I remember when one mine captain was tipped off about an over-industrious miner who reputedly worked during his lunch break. Curious about this unusual behavior, the superintendent approached the unused stope with his lamp turned down, Sure enough, there was a miner sitting on an empty Forcite box tapping away at a piece of rock with a sampler’s hammer. In fact, he was separating high-grade from a piece of quartz and putting it into a partially filled container, which he obviously did not intend to donate to the mine.
The superintendent relit his lamp, thanked the entrepreneur for his enterprise, put the contents of the container in his shoulder bag and sent the miner to surface to pick up his final cheque.

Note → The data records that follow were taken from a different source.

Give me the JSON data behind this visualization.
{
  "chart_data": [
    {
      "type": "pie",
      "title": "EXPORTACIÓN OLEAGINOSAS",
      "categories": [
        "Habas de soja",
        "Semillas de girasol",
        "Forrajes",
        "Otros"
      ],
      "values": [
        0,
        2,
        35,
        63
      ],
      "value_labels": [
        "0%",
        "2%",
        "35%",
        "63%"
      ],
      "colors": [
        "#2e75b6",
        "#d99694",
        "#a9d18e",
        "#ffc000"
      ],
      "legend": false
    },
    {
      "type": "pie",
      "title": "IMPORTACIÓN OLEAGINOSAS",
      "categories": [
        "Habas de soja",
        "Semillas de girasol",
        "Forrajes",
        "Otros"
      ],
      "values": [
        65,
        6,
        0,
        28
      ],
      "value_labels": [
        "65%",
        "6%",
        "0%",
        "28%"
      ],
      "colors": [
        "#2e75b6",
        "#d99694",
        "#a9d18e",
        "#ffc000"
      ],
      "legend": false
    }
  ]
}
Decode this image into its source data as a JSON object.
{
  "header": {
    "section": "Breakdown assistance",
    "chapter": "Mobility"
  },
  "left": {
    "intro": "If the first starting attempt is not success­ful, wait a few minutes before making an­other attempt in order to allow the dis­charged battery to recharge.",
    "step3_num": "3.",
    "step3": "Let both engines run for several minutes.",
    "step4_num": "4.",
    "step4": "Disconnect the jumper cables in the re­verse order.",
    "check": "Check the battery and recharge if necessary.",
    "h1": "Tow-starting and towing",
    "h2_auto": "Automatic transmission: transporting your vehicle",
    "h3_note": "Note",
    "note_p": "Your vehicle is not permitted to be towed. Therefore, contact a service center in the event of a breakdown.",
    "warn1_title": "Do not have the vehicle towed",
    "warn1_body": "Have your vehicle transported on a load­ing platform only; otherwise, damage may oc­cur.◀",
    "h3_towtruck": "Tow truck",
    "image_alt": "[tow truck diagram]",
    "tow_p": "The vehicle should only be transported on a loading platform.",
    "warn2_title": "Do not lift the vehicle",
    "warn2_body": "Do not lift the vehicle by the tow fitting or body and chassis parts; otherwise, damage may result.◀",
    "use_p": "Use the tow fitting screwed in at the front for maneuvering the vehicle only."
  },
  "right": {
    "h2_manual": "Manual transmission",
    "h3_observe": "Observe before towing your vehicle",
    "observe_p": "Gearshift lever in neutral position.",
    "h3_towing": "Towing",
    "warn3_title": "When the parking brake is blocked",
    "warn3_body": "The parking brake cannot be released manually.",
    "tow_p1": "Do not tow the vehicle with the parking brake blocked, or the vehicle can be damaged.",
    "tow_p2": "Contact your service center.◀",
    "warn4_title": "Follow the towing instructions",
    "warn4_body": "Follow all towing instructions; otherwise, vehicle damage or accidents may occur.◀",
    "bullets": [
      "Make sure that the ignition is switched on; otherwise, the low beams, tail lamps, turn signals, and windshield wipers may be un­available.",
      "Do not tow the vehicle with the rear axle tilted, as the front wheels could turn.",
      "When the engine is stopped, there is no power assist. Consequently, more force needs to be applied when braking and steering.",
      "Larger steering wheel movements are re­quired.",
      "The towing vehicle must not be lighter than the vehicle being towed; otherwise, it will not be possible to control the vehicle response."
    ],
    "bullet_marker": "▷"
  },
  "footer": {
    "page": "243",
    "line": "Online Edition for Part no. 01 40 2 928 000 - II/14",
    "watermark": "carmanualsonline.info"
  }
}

Other attempts included hammering the malleable gold into small cubes that could be fastened with chewing gum into spaces between teeth or dentures. this method was not recommended for miners with dental spaces in the front, or for those who might be inclined to smile upon arriving at surface.
And then there was the stranger who showed up frequently around Porcupine or Kirkland Lake and who would offer to buy any high-grade, with no questions asked. Most miners assumed the “stranger” was on the payroll of the local mines and not and honest-to-goodness fence.
Miners caught at high-grading were blacklisted and not considered suitable for employment in the mining industry. That may seem equivalent to “giving a man a fair trial and then hanging him,” but, under the circumstances, it was generally accepted as just treatment by the mining fraternity.
— Orval Bush worked in the Kirkland Lake, Timmins, Noranda and Elk Lake areas in the 1930s. Now retired, he lives in Stittsville, Ont.